Most organizations start on the left. They work with limited data and limited perspective, or they compensate by adding data without changing how they think. Progress comes from moving diagonally. Expand perspective. Improve data quality and relevance together. Structured decision processes make that movement deliberate. The FORGED framework sequences the work:

•       Frame clarifies the decision and its context.

•       Organize establishes trusted data, definitions, and boundaries.

•       Refine separates signal from noise.

•       Generate produces decision-ready artifacts.

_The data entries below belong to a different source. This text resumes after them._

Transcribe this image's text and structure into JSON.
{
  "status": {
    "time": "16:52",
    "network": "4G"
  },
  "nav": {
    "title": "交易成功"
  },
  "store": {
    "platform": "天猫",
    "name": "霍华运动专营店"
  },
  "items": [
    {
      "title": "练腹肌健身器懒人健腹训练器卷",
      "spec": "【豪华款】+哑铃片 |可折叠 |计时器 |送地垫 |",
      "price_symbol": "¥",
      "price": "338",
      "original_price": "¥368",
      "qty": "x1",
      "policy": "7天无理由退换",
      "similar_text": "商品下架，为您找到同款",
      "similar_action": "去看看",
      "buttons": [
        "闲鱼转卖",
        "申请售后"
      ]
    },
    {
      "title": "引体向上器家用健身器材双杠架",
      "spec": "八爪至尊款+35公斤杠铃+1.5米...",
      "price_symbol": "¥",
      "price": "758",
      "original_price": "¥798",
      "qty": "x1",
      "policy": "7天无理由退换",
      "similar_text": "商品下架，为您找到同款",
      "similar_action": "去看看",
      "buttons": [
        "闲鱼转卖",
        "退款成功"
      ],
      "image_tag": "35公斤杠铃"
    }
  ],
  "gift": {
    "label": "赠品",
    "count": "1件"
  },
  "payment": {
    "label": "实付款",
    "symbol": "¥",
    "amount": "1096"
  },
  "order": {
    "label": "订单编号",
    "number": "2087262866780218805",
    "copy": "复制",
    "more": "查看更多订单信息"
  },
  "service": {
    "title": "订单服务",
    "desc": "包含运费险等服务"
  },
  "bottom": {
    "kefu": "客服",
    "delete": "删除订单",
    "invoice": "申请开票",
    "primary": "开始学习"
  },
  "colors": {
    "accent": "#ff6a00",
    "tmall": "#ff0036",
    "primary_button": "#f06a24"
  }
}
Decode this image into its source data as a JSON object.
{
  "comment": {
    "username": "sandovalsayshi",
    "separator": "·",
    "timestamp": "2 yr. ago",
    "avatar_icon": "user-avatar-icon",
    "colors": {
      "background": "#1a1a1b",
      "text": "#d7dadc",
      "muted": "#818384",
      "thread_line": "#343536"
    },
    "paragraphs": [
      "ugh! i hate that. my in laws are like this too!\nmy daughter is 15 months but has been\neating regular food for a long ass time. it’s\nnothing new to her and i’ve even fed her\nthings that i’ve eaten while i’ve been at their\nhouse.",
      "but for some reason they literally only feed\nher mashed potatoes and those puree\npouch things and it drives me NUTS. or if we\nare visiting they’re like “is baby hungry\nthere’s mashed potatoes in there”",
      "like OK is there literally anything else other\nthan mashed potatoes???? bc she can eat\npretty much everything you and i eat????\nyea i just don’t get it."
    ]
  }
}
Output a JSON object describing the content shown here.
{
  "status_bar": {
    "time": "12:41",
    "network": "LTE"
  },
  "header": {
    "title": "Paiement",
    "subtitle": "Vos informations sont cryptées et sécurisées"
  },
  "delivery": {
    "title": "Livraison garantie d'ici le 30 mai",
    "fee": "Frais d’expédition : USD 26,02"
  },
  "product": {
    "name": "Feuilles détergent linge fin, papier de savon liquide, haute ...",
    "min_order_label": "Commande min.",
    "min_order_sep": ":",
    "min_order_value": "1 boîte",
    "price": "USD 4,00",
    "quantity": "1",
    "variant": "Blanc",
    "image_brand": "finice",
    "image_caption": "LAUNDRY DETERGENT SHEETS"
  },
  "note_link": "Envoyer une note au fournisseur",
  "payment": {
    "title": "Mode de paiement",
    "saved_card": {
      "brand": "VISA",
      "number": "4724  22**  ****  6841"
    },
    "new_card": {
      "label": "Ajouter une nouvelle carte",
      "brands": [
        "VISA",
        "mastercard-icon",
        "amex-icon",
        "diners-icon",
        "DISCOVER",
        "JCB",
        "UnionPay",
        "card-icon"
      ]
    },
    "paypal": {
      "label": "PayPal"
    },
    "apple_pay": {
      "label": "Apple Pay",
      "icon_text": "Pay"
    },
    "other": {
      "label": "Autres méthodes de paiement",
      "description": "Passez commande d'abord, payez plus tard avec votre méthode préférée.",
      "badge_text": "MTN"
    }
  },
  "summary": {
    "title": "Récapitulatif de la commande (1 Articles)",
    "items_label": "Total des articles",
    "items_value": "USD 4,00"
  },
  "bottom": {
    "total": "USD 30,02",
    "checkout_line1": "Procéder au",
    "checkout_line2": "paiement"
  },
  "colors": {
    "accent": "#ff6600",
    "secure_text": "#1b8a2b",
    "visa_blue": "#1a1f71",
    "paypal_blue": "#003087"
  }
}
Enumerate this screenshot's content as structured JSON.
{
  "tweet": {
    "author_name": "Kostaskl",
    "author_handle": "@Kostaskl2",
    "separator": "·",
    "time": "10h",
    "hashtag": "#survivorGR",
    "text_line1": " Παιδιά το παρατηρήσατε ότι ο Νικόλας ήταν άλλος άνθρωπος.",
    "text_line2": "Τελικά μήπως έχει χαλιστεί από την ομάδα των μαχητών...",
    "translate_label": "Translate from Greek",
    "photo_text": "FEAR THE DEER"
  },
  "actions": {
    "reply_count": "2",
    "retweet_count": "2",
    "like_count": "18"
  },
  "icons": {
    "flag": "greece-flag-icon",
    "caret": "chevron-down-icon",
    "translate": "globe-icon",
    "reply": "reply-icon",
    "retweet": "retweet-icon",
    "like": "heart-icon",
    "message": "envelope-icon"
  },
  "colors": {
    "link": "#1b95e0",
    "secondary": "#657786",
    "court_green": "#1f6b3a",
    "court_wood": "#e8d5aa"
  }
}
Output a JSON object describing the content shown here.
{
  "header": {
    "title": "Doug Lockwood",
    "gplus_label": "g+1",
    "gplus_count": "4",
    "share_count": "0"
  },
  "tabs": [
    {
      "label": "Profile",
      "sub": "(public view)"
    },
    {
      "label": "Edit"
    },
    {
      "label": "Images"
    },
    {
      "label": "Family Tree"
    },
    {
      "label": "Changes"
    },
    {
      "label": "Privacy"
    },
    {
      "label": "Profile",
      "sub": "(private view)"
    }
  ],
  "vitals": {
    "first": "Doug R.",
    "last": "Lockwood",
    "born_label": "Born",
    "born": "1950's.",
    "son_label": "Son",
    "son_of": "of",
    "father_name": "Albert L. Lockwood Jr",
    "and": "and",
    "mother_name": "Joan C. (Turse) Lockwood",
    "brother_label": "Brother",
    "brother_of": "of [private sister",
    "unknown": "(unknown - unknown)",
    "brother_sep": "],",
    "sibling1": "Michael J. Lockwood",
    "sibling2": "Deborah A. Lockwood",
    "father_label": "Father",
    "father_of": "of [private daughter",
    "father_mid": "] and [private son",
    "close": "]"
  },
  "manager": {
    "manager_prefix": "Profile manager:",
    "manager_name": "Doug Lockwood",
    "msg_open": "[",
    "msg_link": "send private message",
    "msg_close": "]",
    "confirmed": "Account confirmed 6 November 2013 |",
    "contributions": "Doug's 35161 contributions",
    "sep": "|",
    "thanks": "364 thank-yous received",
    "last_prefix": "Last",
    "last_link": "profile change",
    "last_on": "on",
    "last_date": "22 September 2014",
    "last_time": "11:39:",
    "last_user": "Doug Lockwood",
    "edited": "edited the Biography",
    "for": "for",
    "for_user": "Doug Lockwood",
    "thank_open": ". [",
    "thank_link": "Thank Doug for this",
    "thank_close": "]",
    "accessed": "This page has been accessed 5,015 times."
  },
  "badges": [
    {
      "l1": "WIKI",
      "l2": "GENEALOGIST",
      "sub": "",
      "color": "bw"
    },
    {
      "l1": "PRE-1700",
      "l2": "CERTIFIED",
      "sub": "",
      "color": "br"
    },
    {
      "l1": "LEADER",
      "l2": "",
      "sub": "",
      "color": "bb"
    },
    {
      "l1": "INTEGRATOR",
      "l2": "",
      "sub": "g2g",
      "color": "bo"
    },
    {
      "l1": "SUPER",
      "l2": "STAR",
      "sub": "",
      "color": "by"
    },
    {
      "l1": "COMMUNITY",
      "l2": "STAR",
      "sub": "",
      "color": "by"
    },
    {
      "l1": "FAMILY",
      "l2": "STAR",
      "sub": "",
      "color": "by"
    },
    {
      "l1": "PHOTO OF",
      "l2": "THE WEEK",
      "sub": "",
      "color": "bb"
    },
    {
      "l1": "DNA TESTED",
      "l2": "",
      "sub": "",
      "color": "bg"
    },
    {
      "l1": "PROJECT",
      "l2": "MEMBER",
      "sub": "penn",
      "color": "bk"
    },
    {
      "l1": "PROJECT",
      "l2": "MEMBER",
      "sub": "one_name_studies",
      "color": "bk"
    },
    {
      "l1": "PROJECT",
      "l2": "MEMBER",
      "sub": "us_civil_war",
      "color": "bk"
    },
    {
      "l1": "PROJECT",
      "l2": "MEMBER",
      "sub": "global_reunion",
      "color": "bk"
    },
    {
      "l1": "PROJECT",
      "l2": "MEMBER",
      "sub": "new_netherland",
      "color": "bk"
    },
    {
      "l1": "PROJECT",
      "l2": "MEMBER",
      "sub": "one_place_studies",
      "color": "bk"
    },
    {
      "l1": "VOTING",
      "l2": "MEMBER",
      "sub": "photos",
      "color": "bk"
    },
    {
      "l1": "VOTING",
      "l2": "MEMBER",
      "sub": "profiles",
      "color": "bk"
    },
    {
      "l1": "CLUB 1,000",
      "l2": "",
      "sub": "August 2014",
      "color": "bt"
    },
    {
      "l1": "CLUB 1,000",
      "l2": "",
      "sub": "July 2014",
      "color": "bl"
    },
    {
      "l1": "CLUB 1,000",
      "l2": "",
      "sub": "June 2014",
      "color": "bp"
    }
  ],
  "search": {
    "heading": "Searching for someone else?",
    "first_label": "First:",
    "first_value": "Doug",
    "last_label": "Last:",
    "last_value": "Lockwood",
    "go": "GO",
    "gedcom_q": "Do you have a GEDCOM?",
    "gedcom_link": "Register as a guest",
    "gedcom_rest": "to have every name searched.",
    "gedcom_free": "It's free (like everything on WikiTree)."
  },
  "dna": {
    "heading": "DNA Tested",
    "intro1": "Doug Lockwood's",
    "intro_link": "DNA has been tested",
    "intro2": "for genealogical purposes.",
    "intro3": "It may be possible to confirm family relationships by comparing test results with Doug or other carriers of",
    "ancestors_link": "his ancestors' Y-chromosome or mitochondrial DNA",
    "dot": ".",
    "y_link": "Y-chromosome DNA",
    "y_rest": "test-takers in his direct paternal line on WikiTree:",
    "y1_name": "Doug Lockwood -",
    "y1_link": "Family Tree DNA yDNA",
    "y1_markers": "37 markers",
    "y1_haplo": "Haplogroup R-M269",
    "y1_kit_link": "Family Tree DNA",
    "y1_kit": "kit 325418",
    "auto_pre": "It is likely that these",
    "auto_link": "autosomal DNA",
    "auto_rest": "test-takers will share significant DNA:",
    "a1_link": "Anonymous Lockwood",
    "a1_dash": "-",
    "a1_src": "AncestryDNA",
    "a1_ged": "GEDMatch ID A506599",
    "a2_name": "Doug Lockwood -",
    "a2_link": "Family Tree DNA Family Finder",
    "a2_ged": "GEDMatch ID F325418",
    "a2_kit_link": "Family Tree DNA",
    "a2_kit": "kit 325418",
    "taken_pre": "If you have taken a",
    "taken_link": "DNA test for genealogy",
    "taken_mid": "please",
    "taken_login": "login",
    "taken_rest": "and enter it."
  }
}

•       Engage tests interpretation with stakeholders.

•       Deploy embeds insight into operational workflows.

The sequence matters. It does not begin with “gather everything.” It begins with clarity. Then structure. Then interpretation. Then validation. Then action.

Figure 2: The FORGED Process Mapped to the Data Driven Matrix

The same logic now appears in federal AI guidance. OMB’s 2025 AI memo directs agencies to pair innovation with governance and public trust. It calls for risk management on high-impact AI and feedback from end users and the public [4]. Even in the newest policy domain, the message holds: better tools still require better judgment and broader perspective.

Why This Matters

In government, bad decisions are never abstract. They become delayed services. Misallocated funding. Weak oversight. Missed mission outcomes.

The real challenge is not becoming more data driven. It is becoming more decision capable.

Data without perspective produces noise. Perspective without evidence produces untethered intuition. Durable decision advantage comes from combining both on purpose.

That is the journey the Data Driven Matrix maps. From Street-Level Confidence to What Matters. Not through more data alone, but through better questions, broader perspective, and evidence that is usable when decisions must be made.


To see where your organization sits on the Data Driven Matrix, try the self-assessment at [link].


References

[1] Office of Management and Budget, M-25-05: Phase 2 Implementation of the Foundations for Evidence-Based Policymaking Act of 2018 — Open Government Data Access and Management Guidance, January 2025.

[2] Office of Management and Budget, M-25-07: Broadening Participation and Engagement, January 2025.

[3] Office of Management and Budget, OMB Circular A-11: Preparation, Submission, and Execution of the Budget, August 2025. (Sections 260, 280, 290, and Part 6.)

[4] Office of Management and Budget, M-25-21: Accelerating Federal Use of AI through Innovation, Governance, and Public Trust, February 2025.